Dunkin' has seen mixed traffic since the New York City law was announced as scared franchisees hiked prices in advance of the wage increases. It may be a dynamic playing out at Popeyes, too.
"It is true that the two levers are pricing and labor productivity and we are seeing that in our franchise operations that selective pricing and selective reduction in labor is occurring, particularly in those markets feeling the pressures of labor increases that are too fast," Popeyes CEO Cheryl Bachelder said during a May 28 call.
Meanwhile, Chipotle's San Francisco locations reportedly have raised prices by as much as 14% due to the city's 14% minimum wage hike that went into effect on May 1 and boosted the minimum wage to $12.25 an hour from $10.74. The company has not disclosed its sales performance in San Francisco following the reported price hikes. My gut tells me traffic weakened before the E. coli issue popped up months later.
The Hillary Effect
While the new minimum wage laws take hold in New York and California and place real pressure on the bottom lines of restaurants, there is also a headline risk to investors in the sector. Her name is Democratic presidential contender Hillary Clinton.
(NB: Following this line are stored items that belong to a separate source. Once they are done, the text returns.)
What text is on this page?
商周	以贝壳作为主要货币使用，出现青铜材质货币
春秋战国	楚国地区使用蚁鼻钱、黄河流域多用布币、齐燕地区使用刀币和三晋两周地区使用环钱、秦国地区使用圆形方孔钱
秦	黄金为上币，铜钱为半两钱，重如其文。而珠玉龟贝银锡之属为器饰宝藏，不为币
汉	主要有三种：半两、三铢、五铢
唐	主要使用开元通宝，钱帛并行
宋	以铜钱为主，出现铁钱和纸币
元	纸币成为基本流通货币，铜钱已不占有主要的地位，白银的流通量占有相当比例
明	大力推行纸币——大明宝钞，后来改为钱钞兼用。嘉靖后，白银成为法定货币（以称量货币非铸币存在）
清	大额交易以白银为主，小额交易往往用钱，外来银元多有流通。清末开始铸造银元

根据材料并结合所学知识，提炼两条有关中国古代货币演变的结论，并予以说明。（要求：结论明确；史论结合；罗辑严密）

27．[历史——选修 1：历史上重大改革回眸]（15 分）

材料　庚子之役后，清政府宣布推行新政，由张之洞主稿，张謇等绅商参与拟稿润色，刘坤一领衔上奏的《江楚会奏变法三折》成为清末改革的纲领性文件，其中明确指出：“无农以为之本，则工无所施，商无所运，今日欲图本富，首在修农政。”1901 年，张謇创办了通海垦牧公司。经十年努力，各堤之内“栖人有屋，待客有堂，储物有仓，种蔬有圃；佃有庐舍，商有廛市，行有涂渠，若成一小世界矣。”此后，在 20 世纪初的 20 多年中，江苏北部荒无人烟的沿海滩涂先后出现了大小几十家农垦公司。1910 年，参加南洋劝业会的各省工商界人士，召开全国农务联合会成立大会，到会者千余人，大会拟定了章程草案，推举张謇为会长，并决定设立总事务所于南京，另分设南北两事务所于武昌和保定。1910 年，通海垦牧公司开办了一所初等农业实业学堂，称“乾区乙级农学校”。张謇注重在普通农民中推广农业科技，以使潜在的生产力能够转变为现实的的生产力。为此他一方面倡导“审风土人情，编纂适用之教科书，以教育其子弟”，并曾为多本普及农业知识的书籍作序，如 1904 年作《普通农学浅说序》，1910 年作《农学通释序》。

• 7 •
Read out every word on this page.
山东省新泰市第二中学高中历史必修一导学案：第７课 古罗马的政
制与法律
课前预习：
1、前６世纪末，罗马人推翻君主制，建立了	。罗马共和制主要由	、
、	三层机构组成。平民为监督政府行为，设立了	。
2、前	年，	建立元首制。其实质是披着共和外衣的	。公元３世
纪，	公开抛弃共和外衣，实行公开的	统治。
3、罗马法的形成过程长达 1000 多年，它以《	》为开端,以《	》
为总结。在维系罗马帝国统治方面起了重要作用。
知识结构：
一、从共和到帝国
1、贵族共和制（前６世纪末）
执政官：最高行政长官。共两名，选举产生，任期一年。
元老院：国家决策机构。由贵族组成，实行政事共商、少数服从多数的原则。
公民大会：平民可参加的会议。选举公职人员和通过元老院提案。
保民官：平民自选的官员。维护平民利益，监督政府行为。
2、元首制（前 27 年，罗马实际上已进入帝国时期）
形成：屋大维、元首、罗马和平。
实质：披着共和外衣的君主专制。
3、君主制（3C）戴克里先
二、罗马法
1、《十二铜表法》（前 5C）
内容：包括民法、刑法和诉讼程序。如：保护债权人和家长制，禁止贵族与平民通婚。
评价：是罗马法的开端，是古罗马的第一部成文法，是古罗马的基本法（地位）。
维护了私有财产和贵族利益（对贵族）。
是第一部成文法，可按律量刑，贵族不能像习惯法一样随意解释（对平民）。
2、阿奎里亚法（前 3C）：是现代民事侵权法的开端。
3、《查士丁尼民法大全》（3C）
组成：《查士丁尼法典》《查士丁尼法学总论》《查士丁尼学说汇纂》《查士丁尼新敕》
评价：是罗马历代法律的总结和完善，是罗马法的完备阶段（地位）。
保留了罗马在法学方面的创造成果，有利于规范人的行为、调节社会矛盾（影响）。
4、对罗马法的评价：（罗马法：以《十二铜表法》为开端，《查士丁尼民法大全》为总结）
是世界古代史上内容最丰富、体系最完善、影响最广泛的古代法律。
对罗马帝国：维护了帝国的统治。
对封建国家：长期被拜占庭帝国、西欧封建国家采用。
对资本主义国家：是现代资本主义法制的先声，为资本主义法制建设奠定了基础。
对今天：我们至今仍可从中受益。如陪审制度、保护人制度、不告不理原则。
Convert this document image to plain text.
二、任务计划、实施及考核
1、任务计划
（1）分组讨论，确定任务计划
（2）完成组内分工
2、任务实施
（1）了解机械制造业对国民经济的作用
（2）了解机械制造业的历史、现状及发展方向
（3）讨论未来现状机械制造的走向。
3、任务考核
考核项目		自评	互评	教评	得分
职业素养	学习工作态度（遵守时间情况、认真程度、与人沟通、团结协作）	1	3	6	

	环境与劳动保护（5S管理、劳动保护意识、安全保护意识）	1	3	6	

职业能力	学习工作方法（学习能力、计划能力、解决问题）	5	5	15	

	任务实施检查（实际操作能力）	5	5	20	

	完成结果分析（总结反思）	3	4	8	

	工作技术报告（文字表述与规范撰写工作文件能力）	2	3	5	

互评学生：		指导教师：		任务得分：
At an event in April, Clinton said she would sign a $15 minimum wage bill if a Democratic Congress were to place it on her desk as president.
"Well, of course I would," Clinton responded to a question on the wage topic. She added that she has "supported the Fight for $15" -- the union-backed campaign that has held rowdy protests demanding higher worker wages outside of fast food restaurants. Clinton originally supported a $12-an-hour minimum wage. Either way, a Clinton presidency could be bad news for restaurants given her penchant for a materially higher minimum wage.
Political uncertainty could lead some restaurant companies to take overly cautious stances with their 2017 guidance when it's eventually shared. Acknowledged Dunkin CEO Travis, "I think a lot's going to happen politically and through the election process, so I think this year we will probably decide on our guidance for 2017 later than we normally do as a result of that."